La espera hasta la reunión fue por barrios. El cospedalismo se apropió del "Orbital Bar", una barra con un vinilo iluminado de la Luna, donde se confirmaron los últimos coletazos de las negociaciones. Dolores de Cospedal, junto a la asturiana Mercedes Fernández, admira los pendientes de Ana Pastor, a quien todos felicitan por su santo. Toman café allí también Pío García Escudero, Luis de Grandes y varios líderes territoriales, entre ellos la presidenta del PP en Navarra, Ana Beltrán. En estas llega Dolors Montserrat y se lleva a un aparte a Cospedal. La ex secretaria general asiente. Aún no se ha anunciado que Monserrat sería la nueva portavoz en el Congreso, pero el cariñoso abrazo entre Rafael Hernando, que hasta ahora ocupaba el puesto, y ella ya lo daba todo a entender.

Al "sorayismo" no se le esperaba, diluido después de que la propia exvicepresidenta rechazase un puesto en la dirección. Las conversaciones del equipo de Casado se prolongaron durante una noche larga y aún se amarraban algunos flecos. Teodoro García Egea no dejó la fontanería hasta el último minuto, pese a que ya sabía que sería el próximo secretario general del partido. El diputado murciano, ingeniero de telecomunicaciones y doctor en robótica debía de sentirse en su salsa, aunque aquella esquina del "Orbital Bar" no era la Cantina de Mos Eisley. Acude con paso largo para volver a sacar a Cospedal del grupo.
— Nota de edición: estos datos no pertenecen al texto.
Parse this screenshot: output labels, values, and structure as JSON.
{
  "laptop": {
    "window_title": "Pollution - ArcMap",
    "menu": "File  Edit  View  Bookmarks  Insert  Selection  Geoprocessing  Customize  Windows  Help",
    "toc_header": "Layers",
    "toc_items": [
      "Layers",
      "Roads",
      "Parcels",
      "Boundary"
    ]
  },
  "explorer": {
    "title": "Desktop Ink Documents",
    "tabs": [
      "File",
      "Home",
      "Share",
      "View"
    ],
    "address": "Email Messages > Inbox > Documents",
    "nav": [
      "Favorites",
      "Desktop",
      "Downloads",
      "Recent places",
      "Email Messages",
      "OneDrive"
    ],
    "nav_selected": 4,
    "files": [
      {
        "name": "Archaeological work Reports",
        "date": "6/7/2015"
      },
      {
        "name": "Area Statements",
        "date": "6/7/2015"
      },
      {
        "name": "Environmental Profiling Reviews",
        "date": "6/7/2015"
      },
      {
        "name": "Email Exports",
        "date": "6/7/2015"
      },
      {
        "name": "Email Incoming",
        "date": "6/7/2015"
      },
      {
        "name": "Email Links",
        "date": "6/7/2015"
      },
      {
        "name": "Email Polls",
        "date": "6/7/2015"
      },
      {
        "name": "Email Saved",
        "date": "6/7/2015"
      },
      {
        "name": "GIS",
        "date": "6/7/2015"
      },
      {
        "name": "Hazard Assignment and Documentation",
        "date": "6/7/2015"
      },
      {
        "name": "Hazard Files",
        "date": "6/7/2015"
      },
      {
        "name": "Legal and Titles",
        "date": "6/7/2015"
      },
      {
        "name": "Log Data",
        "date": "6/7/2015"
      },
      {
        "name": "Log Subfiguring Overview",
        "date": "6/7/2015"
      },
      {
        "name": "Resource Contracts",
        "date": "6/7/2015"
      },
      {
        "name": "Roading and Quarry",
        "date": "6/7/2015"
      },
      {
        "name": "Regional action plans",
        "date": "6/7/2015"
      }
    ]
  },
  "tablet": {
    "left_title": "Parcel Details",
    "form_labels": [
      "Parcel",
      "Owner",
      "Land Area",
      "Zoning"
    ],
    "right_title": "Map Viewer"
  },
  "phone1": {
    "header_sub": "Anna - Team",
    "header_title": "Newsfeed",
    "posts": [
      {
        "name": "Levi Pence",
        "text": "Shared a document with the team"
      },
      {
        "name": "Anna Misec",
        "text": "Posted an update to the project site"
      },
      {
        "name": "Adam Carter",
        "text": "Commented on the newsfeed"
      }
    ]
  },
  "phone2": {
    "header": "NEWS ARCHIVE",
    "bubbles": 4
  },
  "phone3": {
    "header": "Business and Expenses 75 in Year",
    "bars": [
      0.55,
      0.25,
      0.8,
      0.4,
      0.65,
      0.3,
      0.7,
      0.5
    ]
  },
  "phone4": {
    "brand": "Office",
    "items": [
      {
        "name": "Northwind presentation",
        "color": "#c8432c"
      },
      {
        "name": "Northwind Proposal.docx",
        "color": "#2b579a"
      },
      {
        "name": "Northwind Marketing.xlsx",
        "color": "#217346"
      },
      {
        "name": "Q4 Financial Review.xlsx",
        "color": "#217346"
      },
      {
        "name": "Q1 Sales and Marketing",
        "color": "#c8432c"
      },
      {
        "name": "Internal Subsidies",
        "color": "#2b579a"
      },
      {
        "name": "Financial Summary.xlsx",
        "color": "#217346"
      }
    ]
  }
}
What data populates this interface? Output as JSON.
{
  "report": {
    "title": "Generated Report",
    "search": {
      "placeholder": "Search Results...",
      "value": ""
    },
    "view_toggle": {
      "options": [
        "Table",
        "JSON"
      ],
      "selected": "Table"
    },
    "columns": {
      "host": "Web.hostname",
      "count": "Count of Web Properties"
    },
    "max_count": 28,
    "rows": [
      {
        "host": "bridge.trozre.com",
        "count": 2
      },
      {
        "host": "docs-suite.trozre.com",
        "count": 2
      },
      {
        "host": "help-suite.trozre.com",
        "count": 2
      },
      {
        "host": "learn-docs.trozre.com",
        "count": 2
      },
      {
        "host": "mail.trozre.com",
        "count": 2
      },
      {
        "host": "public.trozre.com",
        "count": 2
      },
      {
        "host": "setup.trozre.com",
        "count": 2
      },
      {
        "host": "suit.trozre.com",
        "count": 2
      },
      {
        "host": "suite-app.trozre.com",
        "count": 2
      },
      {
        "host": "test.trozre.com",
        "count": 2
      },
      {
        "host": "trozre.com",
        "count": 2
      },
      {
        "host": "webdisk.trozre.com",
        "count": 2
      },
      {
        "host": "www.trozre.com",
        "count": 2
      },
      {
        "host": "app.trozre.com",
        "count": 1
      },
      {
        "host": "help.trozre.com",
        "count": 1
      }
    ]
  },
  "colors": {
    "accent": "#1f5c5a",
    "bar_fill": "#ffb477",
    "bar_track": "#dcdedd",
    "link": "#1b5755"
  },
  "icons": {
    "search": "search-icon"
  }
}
Ella asiente de nuevo. Faltan minutos para el despegue.

Mercedes Fernández agarra del brazo a Cospedal, cruzan el hall con cierto aire de prisa y suben la escalinata ante un gigantesco fotograma de Odisea 2001. Hay cierta satisfacción en la mirada de la presidenta del PP asturiano, que desde las nueve de la mañana sabe que Luis Venta, su secretario general, entrará en el Comité Ejecutivo. Javier Maroto intercepta a García Egea: "Vamos abajo, a esperar a Pablo". Llega Casado entre flashes, ya con sus dos hombres de confianza y con Xavier García Albiol, anfitrión en esta cita.

Casado no puede evitar fijarse en la réplica de R2-D2 y sonríe señalándola divertido. Usa la fuerza, Luke. El PP escenifica entonces su cambio de galaxia.